Motifs de la décision

  • Obligation de transparence et d'information (article 5, paragraphe 1, point a), article 12, paragraphe 1 et article 13 du RGPD) : L'autorité a constaté que la commune n'a pas prouvé l'existence d'une information de premier niveau (panneau) au moment de l'infraction. De plus, les panneaux fournis ultérieurement étaient non conformes : ils mélangeaient plusieurs finalités distinctes (sécurité urbaine, police judiciaire, contrôle du trafic) sans les différencier, indiquaient une durée de conservation générique et contenaient des références erronées aux droits des personnes concernées. L'autorité a également jugé que l'information de second niveau était difficilement accessible sur le site internet de la commune et que celle figurant sur le procès-verbal était obsolète et inexacte, notamment sur l'identité du responsable du traitement. L'autorité rappelle que, conformément aux Lignes directrices 3/2019 du Comité européen de la protection des données (CEPD), l'information doit être stratifiée, claire et spécifique aux finalités poursuivies.
  • Obligation de minimisation des données (article 5, paragraphe 1, point c) du RGPD) : L'autorité a relevé que les images de l'infraction communiquées au plaignant montraient d'autres véhicules et leurs plaques d'immatriculation sans aucun masquage. Bien que la commune ait invoqué une "erreur purement technique", l'autorité a conclu à une violation du principe de minimisation. Elle s'est appuyée sur sa propre doctrine antérieure (décision du 8 avril 2010) qui impose de masquer les éléments non pertinents pour la constatation de l'infraction, tels que les passagers ou les autres usagers de la route.
  • Obligation de réaliser une analyse d'impact relative à la protection des données (article 35 du RGPD) : L'autorité a établi que l'analyse d'impact a été réalisée après la mise en service du système de vidéoverbalisation, en violation de l'obligation de l'effectuer avant le début du traitement. En outre, le document produit était jugé incomplet (non daté, non signé et sans l'avis du délégué à la protection des données) et trop générique, car il regroupait l'ensemble des systèmes de vidéosurveillance de la ville sans analyser de manière distincte et précise les risques spécifiques liés à la verbalisation des infractions routières.

Décision de l'autorité

En conséquence, l'autorité a imposé une amende de 5 000 € à la commune de Vasto.

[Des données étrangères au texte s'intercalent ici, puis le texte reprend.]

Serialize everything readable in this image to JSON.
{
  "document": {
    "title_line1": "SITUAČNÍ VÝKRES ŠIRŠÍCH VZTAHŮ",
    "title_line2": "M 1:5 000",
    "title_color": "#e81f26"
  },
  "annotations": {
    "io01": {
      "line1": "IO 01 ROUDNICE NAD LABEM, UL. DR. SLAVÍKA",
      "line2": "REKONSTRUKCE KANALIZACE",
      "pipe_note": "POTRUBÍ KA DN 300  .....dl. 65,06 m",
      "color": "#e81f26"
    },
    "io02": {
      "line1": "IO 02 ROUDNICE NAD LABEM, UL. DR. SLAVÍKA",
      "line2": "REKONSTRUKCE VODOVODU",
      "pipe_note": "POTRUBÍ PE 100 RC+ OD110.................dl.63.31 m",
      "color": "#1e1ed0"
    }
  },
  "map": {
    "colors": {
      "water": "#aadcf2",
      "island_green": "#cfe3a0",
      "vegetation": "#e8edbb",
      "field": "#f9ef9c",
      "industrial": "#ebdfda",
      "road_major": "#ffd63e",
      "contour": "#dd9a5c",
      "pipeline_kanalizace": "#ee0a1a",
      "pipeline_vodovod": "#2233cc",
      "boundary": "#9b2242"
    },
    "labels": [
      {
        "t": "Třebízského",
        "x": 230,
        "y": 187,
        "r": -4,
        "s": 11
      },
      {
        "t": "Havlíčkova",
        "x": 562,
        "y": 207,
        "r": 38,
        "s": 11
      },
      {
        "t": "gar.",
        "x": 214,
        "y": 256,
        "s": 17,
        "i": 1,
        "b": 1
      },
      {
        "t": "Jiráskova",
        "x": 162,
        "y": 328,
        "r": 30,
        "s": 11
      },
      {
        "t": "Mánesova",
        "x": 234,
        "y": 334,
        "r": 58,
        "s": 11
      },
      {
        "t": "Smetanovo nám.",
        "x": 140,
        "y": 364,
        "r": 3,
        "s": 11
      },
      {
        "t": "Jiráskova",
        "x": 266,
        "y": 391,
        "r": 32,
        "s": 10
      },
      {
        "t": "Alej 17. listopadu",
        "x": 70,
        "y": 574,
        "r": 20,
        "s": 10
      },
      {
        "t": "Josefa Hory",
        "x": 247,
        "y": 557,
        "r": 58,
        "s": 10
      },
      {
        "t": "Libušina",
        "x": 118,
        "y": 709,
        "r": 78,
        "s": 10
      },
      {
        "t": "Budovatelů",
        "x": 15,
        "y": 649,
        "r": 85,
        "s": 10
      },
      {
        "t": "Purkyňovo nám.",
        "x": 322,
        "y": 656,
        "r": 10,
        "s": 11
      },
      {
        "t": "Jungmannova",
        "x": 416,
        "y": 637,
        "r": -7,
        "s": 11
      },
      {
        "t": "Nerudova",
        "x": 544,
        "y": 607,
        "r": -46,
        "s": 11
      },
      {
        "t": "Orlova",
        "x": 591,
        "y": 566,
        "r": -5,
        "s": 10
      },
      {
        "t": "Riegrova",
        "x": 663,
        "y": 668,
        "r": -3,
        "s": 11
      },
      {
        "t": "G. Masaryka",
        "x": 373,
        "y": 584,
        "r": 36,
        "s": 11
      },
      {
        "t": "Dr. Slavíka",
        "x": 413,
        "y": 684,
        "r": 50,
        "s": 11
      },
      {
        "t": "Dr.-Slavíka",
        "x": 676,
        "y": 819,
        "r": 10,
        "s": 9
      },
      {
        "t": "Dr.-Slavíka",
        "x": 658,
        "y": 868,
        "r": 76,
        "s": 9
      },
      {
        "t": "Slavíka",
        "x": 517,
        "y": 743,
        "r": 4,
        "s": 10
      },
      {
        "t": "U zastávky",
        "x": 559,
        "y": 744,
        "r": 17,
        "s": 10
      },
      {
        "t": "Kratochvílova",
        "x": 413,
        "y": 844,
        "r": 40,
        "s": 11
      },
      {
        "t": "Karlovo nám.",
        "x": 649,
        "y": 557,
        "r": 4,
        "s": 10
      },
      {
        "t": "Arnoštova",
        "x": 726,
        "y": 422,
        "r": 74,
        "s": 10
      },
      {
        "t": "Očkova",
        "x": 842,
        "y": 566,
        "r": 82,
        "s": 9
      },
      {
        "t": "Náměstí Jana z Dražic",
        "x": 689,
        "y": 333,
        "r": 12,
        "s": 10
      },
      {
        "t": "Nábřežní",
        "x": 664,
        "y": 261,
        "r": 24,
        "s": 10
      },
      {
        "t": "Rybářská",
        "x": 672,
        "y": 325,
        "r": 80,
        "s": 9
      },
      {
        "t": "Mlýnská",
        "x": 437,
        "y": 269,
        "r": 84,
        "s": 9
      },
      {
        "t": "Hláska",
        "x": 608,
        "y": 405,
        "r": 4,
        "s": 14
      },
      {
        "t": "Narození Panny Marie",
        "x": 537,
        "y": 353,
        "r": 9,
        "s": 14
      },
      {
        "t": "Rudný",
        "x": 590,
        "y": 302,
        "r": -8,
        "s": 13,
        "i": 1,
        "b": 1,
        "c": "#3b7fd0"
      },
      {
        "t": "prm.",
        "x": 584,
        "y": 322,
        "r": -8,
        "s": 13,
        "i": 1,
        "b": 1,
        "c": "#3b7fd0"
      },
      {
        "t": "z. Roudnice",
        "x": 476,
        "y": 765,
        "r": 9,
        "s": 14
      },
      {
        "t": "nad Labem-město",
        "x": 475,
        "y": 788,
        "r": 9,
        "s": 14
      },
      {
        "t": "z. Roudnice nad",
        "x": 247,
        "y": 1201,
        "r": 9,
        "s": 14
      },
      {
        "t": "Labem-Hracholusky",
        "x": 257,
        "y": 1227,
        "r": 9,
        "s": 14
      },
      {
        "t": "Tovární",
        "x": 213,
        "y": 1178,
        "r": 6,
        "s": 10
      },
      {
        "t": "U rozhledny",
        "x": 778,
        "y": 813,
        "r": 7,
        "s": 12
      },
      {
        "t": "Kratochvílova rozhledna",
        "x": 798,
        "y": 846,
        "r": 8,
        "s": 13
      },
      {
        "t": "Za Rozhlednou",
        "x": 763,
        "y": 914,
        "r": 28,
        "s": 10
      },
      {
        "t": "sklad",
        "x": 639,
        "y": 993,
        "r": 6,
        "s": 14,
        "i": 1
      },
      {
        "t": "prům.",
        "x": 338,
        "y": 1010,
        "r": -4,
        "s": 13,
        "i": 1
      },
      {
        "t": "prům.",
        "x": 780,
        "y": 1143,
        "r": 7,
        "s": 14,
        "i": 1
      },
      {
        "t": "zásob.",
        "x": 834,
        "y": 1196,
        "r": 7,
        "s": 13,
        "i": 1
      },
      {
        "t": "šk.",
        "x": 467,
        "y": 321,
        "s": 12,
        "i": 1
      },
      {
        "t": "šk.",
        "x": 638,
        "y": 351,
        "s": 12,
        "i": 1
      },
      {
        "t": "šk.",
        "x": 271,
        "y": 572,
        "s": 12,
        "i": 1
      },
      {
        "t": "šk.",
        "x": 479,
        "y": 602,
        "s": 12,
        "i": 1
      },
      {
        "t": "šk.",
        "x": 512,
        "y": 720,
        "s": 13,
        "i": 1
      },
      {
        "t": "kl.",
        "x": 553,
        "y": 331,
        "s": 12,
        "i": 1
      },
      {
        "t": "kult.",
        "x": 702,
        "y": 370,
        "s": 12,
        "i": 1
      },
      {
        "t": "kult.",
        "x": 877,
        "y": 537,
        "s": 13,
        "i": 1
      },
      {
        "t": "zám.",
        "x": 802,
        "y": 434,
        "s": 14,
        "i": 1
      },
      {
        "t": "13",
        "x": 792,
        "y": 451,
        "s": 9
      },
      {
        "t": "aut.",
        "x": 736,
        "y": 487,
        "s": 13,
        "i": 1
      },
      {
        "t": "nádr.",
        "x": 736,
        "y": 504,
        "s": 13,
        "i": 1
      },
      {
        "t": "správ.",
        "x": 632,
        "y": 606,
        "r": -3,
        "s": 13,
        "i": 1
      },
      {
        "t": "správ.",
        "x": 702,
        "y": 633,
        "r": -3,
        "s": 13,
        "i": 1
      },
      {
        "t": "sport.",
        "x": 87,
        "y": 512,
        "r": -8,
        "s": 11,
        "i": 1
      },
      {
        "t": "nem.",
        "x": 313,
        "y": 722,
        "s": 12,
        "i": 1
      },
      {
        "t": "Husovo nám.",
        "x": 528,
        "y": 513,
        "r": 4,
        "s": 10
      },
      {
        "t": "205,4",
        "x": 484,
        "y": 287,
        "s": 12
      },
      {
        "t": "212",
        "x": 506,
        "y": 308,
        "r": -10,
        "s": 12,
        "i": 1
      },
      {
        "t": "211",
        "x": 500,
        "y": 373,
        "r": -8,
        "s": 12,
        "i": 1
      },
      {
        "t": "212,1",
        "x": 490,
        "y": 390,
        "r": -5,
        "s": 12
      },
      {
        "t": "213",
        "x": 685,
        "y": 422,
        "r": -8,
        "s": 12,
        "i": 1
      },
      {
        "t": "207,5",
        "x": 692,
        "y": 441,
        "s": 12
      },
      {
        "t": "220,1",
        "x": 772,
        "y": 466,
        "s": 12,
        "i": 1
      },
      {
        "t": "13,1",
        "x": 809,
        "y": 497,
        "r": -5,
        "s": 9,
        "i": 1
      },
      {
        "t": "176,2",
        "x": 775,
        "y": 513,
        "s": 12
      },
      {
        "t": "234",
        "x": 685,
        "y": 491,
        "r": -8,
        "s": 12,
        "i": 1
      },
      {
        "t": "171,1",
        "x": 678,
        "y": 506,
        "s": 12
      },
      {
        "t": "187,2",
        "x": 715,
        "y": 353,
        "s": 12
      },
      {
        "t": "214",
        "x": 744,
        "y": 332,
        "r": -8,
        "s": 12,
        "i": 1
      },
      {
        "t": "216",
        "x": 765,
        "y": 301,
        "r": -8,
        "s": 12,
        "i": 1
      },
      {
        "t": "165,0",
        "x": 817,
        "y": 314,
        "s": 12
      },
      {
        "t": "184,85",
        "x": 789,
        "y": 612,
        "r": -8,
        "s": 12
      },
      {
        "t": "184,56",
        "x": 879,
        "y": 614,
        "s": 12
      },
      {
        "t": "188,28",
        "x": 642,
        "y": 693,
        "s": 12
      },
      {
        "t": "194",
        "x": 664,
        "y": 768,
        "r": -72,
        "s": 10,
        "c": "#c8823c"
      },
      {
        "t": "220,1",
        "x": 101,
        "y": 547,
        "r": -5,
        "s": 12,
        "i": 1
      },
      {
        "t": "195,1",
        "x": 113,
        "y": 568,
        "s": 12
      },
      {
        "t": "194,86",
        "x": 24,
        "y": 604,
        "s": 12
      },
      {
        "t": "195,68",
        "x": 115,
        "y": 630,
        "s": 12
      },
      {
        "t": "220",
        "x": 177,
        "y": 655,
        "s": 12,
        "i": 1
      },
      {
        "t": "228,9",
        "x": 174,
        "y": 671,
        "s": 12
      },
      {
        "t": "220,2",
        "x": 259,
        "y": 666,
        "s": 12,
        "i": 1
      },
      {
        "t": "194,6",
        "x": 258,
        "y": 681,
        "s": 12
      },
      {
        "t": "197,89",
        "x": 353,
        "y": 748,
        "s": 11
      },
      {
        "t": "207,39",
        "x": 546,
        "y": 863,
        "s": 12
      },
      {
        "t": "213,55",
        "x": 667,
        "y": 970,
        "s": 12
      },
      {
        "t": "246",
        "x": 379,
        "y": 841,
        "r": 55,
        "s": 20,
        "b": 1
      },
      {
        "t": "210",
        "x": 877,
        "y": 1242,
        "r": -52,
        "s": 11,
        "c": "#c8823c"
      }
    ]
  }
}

En outre, l'autorité a ordonné à la commune de mettre ses traitements en conformité, notamment en fournissant des informations de premier et second niveaux adéquates et facilement accessibles, et en complétant son analyse d'impact avec des éléments spécifiques à chaque traitement. La commune doit communiquer les mesures prises sous 30 jours.

Enseignements

Cette décision confirme / précise / rappelle que :

  • L'information fournie aux personnes concernées par un système de vidéosurveillance doit être spécifique à la finalité poursuivie ; un panneau générique couvrant la "sécurité urbaine" ne suffit pas pour un traitement de verbalisation automatisée.
  • L'analyse d'impact doit impérativement être réalisée avant le déploiement d'un traitement à risque élevé et doit contenir une analyse détaillée et spécifique des risques, et non une évaluation générique pour un ensemble de traitements similaires.
  • Le principe de minimisation exige que les systèmes de capture d'images soient configurés pour masquer par défaut toute information non strictement nécessaire à la finalité, comme les passagers, les piétons ou les autres véhicules non impliqués dans l'infraction.
  • L'accessibilité de l'information de second niveau est un critère essentiel de la transparence ; elle doit être facilement trouvable sur le site internet du responsable de traitement, via un parcours de navigation intuitif.
  • L'ensemble des supports d'information (panneaux, site internet, documents officiels comme les procès-verbaux) doivent être cohérents, à jour et exacts quant aux exigences du RGPD.